The first thing you notice about Bath when arriving on the train is that the buildings are not made of red brick, like everywhere else in England, but a cream coloured stone called Bath stone. As you would have guessed by the name it is from the local area. There is actually a by-law that says all buildings must be made from the stuff. A little snag is that the quantities are running low so they have changed from solid bath stone buildings to buildings built with cinder blocks and bath stone veneer.

Day 1

Our hosts strongly recommended doing the local walking tour kindly paid for by the Mayor. So in the morning we headed down to town to the starting spot. Our tour guide was a rather odd old man who had a habit of stammering regularly and appearing to lose his train of thought. He was a good source of local information and cracked a few jokes that were mildly funny.

Stonehenge

In the afternoon we had booked a trip to Stonehenge with “Mad Max” tours which began with bad jokes about Mel Gibson but the similarity to the movies ended there. Our tour guide gave us a potted history of the area that sometimes overlapped and contradicted what we were told by our guide earlier. I guess you can’t expect rigorous scholarly accuracy on a free guided walk or on a tour bus.

Stonehenge was not as busy as I had feared, and very well managed. We finally put our “family” membership of the New Zealand Historic places trust to use (which expires early next month) to get free entry.

We received audio guides with entry which can be a mixed blessing. On the one hand they provide an interesting, detailed and hopefully more accurate history of the attraction. However they can be very corny and put you off what you are trying to appreciate (see our entry on Gaudi’s Passeig de Garcia post on Thursday, April 08, 2004) The Stonehenge guide was better than most and helped you appreciate what is otherwise a strange pile of large stones. The commentary is very cagey about making assumptions always saying “we believe …” it seems to me that the most obvious explanation of its purpose was to celebrate the solstice, especially the summer one.
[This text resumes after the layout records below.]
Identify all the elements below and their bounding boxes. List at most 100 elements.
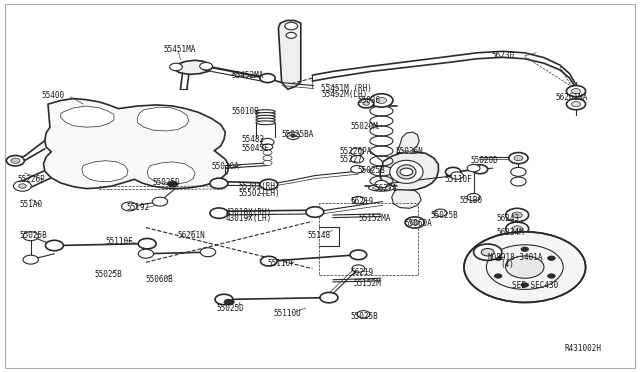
Text: 55110F: 55110F xyxy=(106,237,133,246)
Circle shape xyxy=(285,22,298,30)
Circle shape xyxy=(138,249,154,258)
Circle shape xyxy=(291,134,296,137)
Text: (4): (4) xyxy=(500,260,515,269)
Text: 56230: 56230 xyxy=(492,51,515,60)
Text: 55227: 55227 xyxy=(339,155,362,164)
Text: 55020D: 55020D xyxy=(470,156,498,165)
Circle shape xyxy=(286,32,296,38)
Circle shape xyxy=(23,255,38,264)
Circle shape xyxy=(357,311,370,318)
Circle shape xyxy=(572,102,580,107)
Circle shape xyxy=(451,172,463,179)
Polygon shape xyxy=(82,161,128,182)
Circle shape xyxy=(11,158,20,163)
Text: 56219: 56219 xyxy=(351,197,374,206)
Polygon shape xyxy=(138,107,189,131)
Text: 55110F: 55110F xyxy=(445,175,472,184)
Circle shape xyxy=(138,238,156,249)
Text: 55226P: 55226P xyxy=(18,175,45,184)
Circle shape xyxy=(376,97,387,103)
Circle shape xyxy=(481,248,494,256)
Text: 55148: 55148 xyxy=(307,231,330,240)
Circle shape xyxy=(405,217,424,228)
Circle shape xyxy=(494,256,502,260)
Polygon shape xyxy=(172,60,212,74)
Circle shape xyxy=(168,181,178,187)
Circle shape xyxy=(351,155,364,163)
Circle shape xyxy=(6,155,24,166)
Text: 55010A: 55010A xyxy=(211,162,239,171)
Text: 55036N: 55036N xyxy=(396,147,423,156)
Ellipse shape xyxy=(369,185,394,191)
Text: 55025B: 55025B xyxy=(430,211,458,220)
Text: 551A0: 551A0 xyxy=(19,200,42,209)
Circle shape xyxy=(200,62,212,70)
Circle shape xyxy=(350,250,367,260)
Text: 56271: 56271 xyxy=(374,185,397,193)
Ellipse shape xyxy=(256,118,275,122)
Circle shape xyxy=(521,283,529,287)
Circle shape xyxy=(472,165,488,174)
Circle shape xyxy=(200,248,216,257)
Circle shape xyxy=(261,138,274,146)
Circle shape xyxy=(351,148,364,155)
Text: 55060A: 55060A xyxy=(404,219,432,228)
Circle shape xyxy=(358,99,374,108)
Text: 55025B: 55025B xyxy=(351,312,378,321)
Circle shape xyxy=(363,102,369,105)
Circle shape xyxy=(511,177,526,186)
Text: 55036: 55036 xyxy=(357,96,380,105)
Text: 55452M(LH): 55452M(LH) xyxy=(321,90,367,99)
Circle shape xyxy=(548,256,556,260)
Circle shape xyxy=(512,226,522,232)
Text: 55110U: 55110U xyxy=(274,309,301,318)
Polygon shape xyxy=(380,152,438,190)
Ellipse shape xyxy=(372,186,390,190)
Text: 55025B: 55025B xyxy=(357,166,385,175)
Circle shape xyxy=(375,180,388,188)
Text: SEE SEC430: SEE SEC430 xyxy=(512,281,558,290)
Text: 55502(LH): 55502(LH) xyxy=(238,189,280,198)
Circle shape xyxy=(521,247,529,251)
Text: 55192: 55192 xyxy=(127,203,150,212)
Text: R431002H: R431002H xyxy=(564,344,602,353)
Text: 551B0: 551B0 xyxy=(460,196,483,205)
Polygon shape xyxy=(61,106,114,127)
Text: 55152M: 55152M xyxy=(353,279,381,288)
Circle shape xyxy=(511,167,526,176)
Circle shape xyxy=(400,168,413,176)
Ellipse shape xyxy=(256,110,275,113)
Circle shape xyxy=(122,202,137,211)
Circle shape xyxy=(210,178,228,189)
Polygon shape xyxy=(392,190,421,208)
Circle shape xyxy=(260,256,277,266)
Circle shape xyxy=(512,212,522,218)
Text: 55045E: 55045E xyxy=(242,144,269,153)
Text: 56261N: 56261N xyxy=(178,231,205,240)
Polygon shape xyxy=(397,132,419,153)
Text: N08918-3401A: N08918-3401A xyxy=(488,253,543,262)
Text: 43019X(LH): 43019X(LH) xyxy=(225,214,271,223)
Circle shape xyxy=(320,292,338,303)
Text: 55025BA: 55025BA xyxy=(282,130,314,139)
Circle shape xyxy=(566,86,586,97)
Ellipse shape xyxy=(390,160,423,183)
Circle shape xyxy=(23,232,38,241)
Circle shape xyxy=(509,153,528,164)
Text: 55400: 55400 xyxy=(42,92,65,100)
Circle shape xyxy=(467,164,480,172)
Circle shape xyxy=(474,244,502,260)
Ellipse shape xyxy=(256,112,275,116)
Circle shape xyxy=(445,167,461,176)
Circle shape xyxy=(434,209,447,217)
Text: 55226PA: 55226PA xyxy=(339,147,372,156)
Circle shape xyxy=(514,155,523,161)
Text: 55025B: 55025B xyxy=(19,231,47,240)
Circle shape xyxy=(260,179,278,190)
Text: 56219: 56219 xyxy=(351,268,374,277)
Circle shape xyxy=(287,132,300,140)
Text: 55482: 55482 xyxy=(242,135,265,144)
Circle shape xyxy=(215,294,233,305)
Circle shape xyxy=(548,274,556,278)
Circle shape xyxy=(170,63,182,71)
I cannot say it was an awe inspiring experience, there were simply too many people with video and still cameras around snapping away to really appreciate it.

Food poisoning

On returning to Bath I suddenly had an overwhelming need to find a toilet. It turns out eating the seafood sandwich the previous evening, that I bought at the station in London, was not a good idea. I had food poisoning. We had a simple pasta meal and an early night.

Day 2

Georgian Bath

Bath was a sleepy little town after the Romans left England (more on that below). It only became popular in Georgian times when royalty chose it as a retreat and so all their entourage and the “social elite” followed. Now the old city mainly consists of Georgian architecture which secured its status as a world heritage site. Two impressive examples are the Circus, a circle of houses which enclose a small green and is dissected by three roads at 120 degrees. The second is the Royal Crescent, a half ellipse of houses. Both are very near to each other. We visited Number 1 Royal Crescent, a museum redecorated as it would have been when first built in the 18th century.

We also looked around the Assembly rooms, a large building used for evening entertainment for aristocratic visitors to Bath in its heyday.

This was enough for me, I went back the B&B (conveniently next door to the Assembly rooms) and relaxed while Lou went shopping.

Day 3

Roman Baths


You can’t come to Bath without visiting the Roman Baths. These were originally built in the 1st century AD when Britain was part of the Empire. The Romans loved to bathe and, due to the natural hot springs at Bath, they built a large spa complex including a bathing pond with a temple next door so they could pray to the gods that provided the healing power of the spring. To their credit their plumbing is still working to this day even thought the bathes were buried and forgotten for centuries. The museum is very well designed with many interesting facts about the area at the time of the Romans, their culture, and what the baths would have looked like in all their glory.